Neural Quadratic Discriminant Analysis: Nonlinear Decoding with V1-Like Computation
Pagan, Marino; Simoncelli, Eero P; Rust, Nicole C
Linear-nonlinear (LN) models and their extensions have proven successful in describing transformations from stimuli to spiking responses of neurons in early stages of sensory hierarchies. Neural responses at later stages are highly nonlinear and have generally been better characterized in terms of their decoding performance on prespecified tasks. Here we develop a biologically plausible decoding model for classification tasks, that we refer to as neural quadratic discriminant analysis (nQDA).
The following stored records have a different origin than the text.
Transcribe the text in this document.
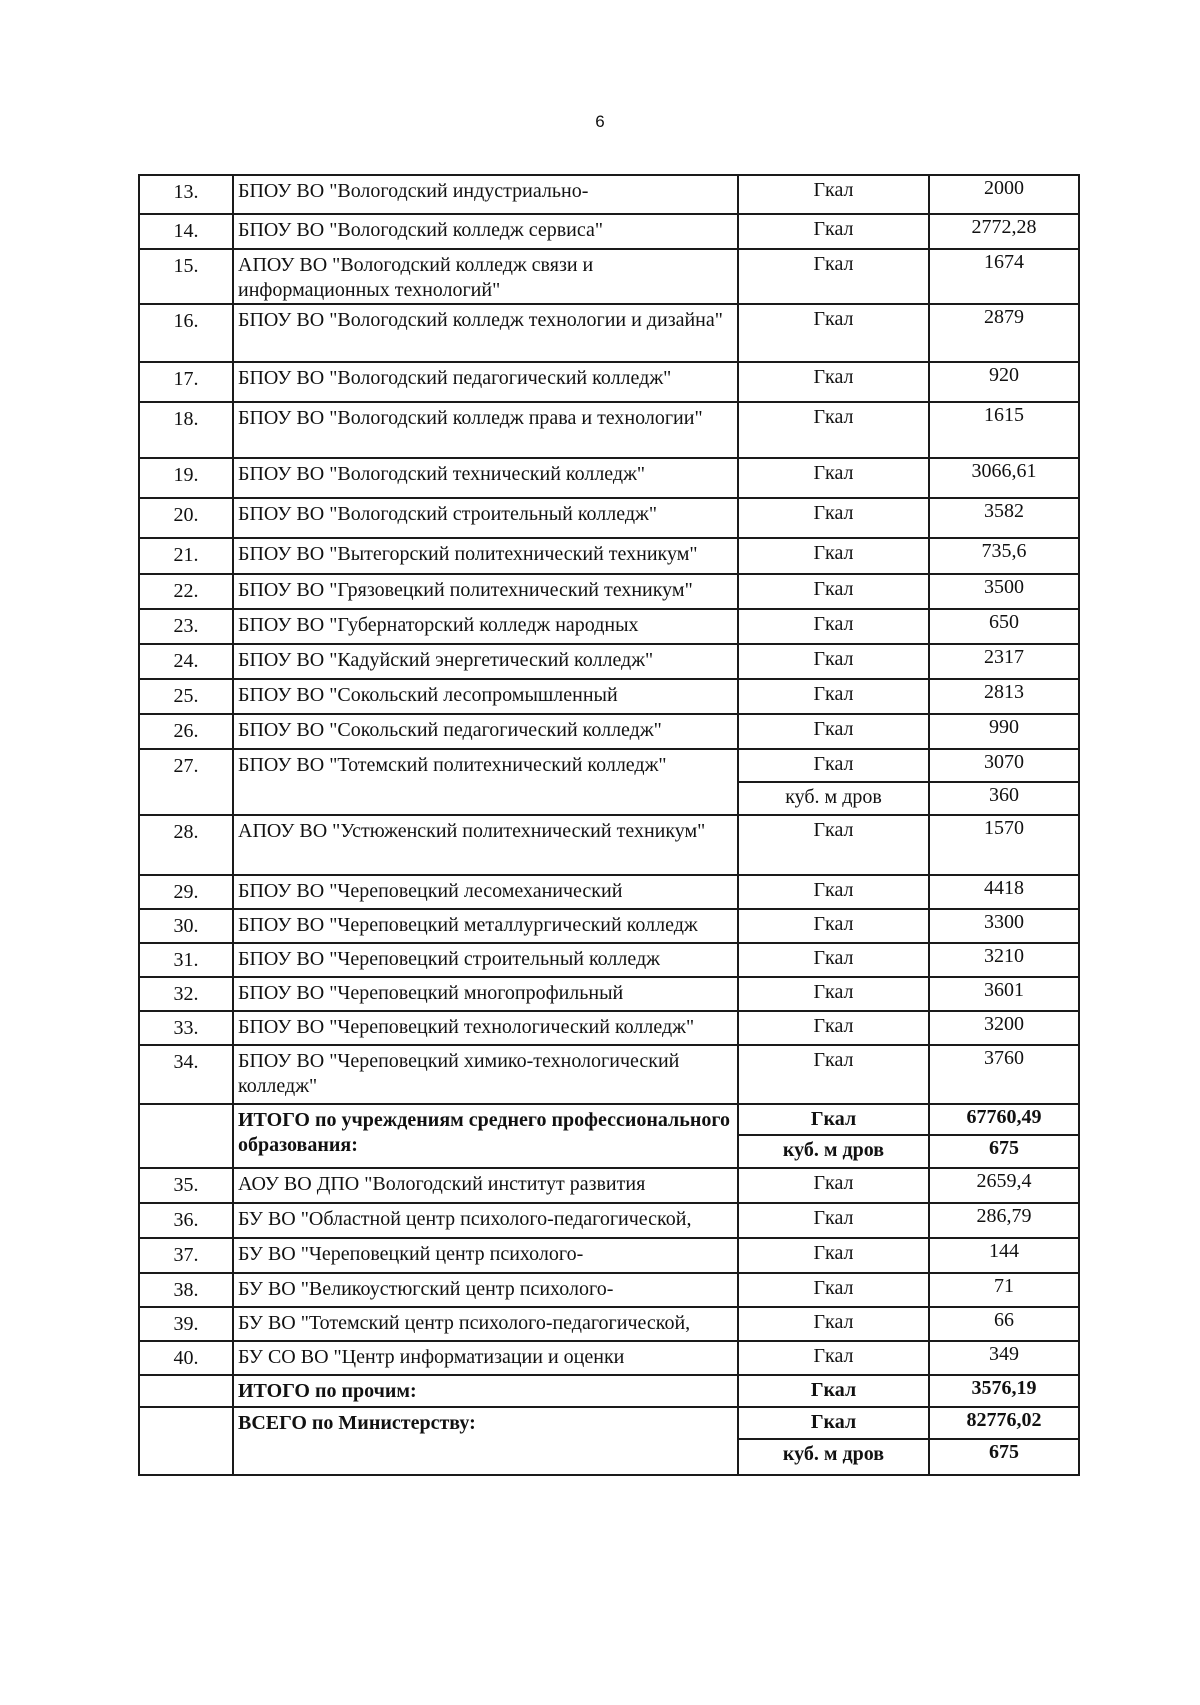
6
13.	БПОУ ВО "Вологодский индустриально-	Гкал	2000
14.	БПОУ ВО "Вологодский колледж сервиса"	Гкал	2772,28
15.	АПОУ ВО "Вологодский колледж связи и информационных технологий"	Гкал	1674
16.	БПОУ ВО "Вологодский колледж технологии и дизайна"	Гкал	2879
17.	БПОУ ВО "Вологодский педагогический колледж"	Гкал	920
18.	БПОУ ВО "Вологодский колледж права и технологии"	Гкал	1615
19.	БПОУ ВО "Вологодский технический колледж"	Гкал	3066,61
20.	БПОУ ВО "Вологодский строительный колледж"	Гкал	3582
21.	БПОУ ВО "Вытегорский политехнический техникум"	Гкал	735,6
22.	БПОУ ВО "Грязовецкий политехнический техникум"	Гкал	3500
23.	БПОУ ВО "Губернаторский колледж народных	Гкал	650
24.	БПОУ ВО "Кадуйский энергетический колледж"	Гкал	2317
25.	БПОУ ВО "Сокольский лесопромышленный	Гкал	2813
26.	БПОУ ВО "Сокольский педагогический колледж"	Гкал	990
27.	БПОУ ВО "Тотемский политехнический колледж"	Гкал	3070
		куб. м дров	360
28.	АПОУ ВО "Устюженский политехнический техникум"	Гкал	1570
29.	БПОУ ВО "Череповецкий лесомеханический	Гкал	4418
30.	БПОУ ВО "Череповецкий металлургический колледж	Гкал	3300
31.	БПОУ ВО "Череповецкий строительный колледж	Гкал	3210
32.	БПОУ ВО "Череповецкий многопрофильный	Гкал	3601
33.	БПОУ ВО "Череповецкий технологический колледж"	Гкал	3200
34.	БПОУ ВО "Череповецкий химико-технологический колледж"	Гкал	3760
	ИТОГО по учреждениям среднего профессионального образования:	Гкал	67760,49
		куб. м дров	675
35.	АОУ ВО ДПО "Вологодский институт развития	Гкал	2659,4
36.	БУ ВО "Областной центр психолого-педагогической,	Гкал	286,79
37.	БУ ВО "Череповецкий центр психолого-	Гкал	144
38.	БУ ВО "Великоустюгский центр психолого-	Гкал	71
39.	БУ ВО "Тотемский центр психолого-педагогической,	Гкал	66
40.	БУ СО ВО "Центр информатизации и оценки	Гкал	349
	ИТОГО по прочим:	Гкал	3576,19
	ВСЕГО по Министерству:	Гкал	82776,02
		куб. м дров	675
Specifically, we reformulate an optimal quadratic classifier as an LN-LN computation, analogous to "subunit" encoding models that have been used to describe responses in retina and primary visual cortex. We propose a physiological mechanism by which the parameters of the nQDA classifier could be optimized, using a supervised variant of a Hebbian learning rule. As an example of its applicability, we show that nQDA provides a better account than many comparable alternatives for the transformation between neural representations in two high-level brain areas recorded as monkeys performed a visual delayed-match-to-sample task.